Prawie nie spadłam z gałęzi. On? Moim bratem? Próbowałam sobie coś przypomnieć, cokolwiek. Miałam... brata? Rodzeństwo? Tak, które wymazało mi pamięć, no fajnie. Chwyciłam się mocno gałęzi, żeby przypadkiem nie spaść z tych trzech metrów na których siedzieliśmy.
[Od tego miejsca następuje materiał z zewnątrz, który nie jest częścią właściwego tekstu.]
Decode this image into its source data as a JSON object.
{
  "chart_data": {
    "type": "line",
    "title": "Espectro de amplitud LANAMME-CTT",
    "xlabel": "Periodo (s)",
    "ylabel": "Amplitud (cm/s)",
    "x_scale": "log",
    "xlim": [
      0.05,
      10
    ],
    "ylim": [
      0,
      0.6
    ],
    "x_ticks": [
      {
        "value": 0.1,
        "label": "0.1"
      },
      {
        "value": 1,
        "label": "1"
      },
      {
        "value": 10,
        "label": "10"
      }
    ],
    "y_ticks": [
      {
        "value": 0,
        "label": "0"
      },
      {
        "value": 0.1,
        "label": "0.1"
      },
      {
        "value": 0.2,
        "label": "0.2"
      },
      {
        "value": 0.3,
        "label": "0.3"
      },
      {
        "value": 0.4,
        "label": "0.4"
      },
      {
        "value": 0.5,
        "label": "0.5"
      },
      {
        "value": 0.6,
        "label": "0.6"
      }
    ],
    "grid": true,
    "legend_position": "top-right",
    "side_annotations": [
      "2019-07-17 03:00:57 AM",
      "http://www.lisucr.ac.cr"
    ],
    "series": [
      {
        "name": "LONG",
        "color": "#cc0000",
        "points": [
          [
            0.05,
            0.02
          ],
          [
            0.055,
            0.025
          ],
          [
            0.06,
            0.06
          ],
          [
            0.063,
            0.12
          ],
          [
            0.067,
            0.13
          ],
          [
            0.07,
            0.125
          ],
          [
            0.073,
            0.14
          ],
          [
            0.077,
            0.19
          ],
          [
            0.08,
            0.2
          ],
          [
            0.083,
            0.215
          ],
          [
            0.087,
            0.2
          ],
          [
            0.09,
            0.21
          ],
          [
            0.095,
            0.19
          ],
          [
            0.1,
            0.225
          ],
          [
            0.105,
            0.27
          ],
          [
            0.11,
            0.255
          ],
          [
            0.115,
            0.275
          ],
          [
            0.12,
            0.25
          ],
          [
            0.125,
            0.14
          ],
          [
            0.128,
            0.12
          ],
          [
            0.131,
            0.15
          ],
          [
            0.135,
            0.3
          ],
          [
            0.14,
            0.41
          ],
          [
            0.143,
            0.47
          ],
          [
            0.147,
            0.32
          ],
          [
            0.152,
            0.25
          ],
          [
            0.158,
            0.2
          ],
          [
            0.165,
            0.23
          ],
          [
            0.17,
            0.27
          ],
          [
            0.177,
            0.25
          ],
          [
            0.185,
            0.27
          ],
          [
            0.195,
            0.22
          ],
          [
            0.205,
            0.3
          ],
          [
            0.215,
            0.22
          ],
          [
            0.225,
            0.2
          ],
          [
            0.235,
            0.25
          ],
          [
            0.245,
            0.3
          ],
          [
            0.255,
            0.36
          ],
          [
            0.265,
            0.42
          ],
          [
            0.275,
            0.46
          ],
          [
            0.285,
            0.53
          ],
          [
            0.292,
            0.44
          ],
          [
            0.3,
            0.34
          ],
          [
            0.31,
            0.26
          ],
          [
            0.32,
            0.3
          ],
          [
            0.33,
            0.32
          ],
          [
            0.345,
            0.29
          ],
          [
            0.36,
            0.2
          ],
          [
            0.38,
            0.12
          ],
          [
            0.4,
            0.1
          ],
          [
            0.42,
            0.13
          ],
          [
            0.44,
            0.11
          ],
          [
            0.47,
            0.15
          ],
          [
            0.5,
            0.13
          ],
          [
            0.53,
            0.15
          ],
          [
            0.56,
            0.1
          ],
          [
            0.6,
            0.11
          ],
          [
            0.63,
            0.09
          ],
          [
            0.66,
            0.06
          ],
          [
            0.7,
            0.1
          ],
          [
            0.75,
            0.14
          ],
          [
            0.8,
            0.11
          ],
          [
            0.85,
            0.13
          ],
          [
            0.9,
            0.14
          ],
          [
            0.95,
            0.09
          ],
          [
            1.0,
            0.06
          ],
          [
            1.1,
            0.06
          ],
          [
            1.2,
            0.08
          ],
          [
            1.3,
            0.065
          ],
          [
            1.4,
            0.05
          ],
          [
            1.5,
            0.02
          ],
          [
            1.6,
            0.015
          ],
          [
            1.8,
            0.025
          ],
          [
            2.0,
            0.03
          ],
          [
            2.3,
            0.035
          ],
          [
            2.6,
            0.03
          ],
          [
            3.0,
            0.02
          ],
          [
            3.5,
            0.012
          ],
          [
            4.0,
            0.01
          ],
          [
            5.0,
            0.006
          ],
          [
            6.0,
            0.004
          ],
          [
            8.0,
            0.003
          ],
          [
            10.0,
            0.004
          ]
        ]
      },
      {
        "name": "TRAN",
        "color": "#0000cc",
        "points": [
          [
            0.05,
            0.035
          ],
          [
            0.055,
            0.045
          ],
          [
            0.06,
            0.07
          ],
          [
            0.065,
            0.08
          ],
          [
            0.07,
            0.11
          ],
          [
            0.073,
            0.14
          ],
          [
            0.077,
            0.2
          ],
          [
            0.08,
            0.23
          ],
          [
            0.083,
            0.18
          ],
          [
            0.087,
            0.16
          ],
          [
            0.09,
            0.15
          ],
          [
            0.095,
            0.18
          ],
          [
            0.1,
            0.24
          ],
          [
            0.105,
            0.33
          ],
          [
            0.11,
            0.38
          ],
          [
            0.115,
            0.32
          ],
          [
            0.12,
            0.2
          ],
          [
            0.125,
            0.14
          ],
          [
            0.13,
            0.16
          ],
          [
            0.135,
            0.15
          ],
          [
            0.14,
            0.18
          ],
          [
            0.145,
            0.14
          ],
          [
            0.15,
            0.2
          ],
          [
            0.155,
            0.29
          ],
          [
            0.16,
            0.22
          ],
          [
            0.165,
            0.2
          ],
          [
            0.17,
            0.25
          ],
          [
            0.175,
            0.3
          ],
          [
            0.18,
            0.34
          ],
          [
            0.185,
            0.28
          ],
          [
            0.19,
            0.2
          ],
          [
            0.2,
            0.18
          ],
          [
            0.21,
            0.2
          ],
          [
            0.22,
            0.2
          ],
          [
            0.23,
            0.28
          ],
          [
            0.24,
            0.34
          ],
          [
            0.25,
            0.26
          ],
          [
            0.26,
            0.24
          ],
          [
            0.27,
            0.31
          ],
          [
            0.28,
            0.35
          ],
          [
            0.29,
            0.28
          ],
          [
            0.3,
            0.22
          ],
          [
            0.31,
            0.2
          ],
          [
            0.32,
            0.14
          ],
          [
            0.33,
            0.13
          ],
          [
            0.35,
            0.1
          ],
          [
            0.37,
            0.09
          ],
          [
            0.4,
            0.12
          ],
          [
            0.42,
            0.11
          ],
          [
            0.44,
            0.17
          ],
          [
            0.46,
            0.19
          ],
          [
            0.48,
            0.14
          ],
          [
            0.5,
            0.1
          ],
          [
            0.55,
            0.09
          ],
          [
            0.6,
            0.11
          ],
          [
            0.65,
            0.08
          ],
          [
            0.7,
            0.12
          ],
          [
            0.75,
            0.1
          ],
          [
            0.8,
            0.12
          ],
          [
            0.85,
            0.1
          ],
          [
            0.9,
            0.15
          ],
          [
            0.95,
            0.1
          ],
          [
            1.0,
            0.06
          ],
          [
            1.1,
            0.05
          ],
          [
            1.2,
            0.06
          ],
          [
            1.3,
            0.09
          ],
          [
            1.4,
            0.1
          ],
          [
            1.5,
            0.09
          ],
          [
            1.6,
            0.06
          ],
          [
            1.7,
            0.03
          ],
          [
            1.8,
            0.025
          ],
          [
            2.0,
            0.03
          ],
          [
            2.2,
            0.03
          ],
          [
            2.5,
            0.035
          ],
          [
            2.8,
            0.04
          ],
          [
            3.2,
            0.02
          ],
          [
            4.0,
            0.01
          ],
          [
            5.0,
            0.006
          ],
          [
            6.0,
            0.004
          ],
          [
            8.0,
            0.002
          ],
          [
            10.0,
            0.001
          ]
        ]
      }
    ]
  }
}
W tej chwili, faktycznie, coś mi zaczęło świtać.
- Wszystko... w porządku? - zapytał Noctis wyraźnie zdziwiony, że nagle zamilkłam.
- Tsa, daj mi chwilę, chcę sobie to poukładać - odparłam zamyślona.
Ze wspomnień wynikało, że ten chłopak to tak, był mój brat. I w sumie, jakby nie patrzeć, był całkiem podobny do Noctis'a. Po chwili przypomniałam sobie, że mój jakże już realny brat miał tak samo na imię. Nie zgadzała się tylko jedna sprawa. Nazwisko.
- Hm. No więc... Zmieniałeś nazwisko? - zapytałam w końcu.
Musiałam, musiałam, musiałam wiedzieć! Popatrzyłam wyżej, na gałąź na której siedział. Po chwili milczenia tylko lekko, prawie niezauważalnie kiwnął głową. No tak. Logiczna całość. Miałam brata. Moim bratem był Noctis.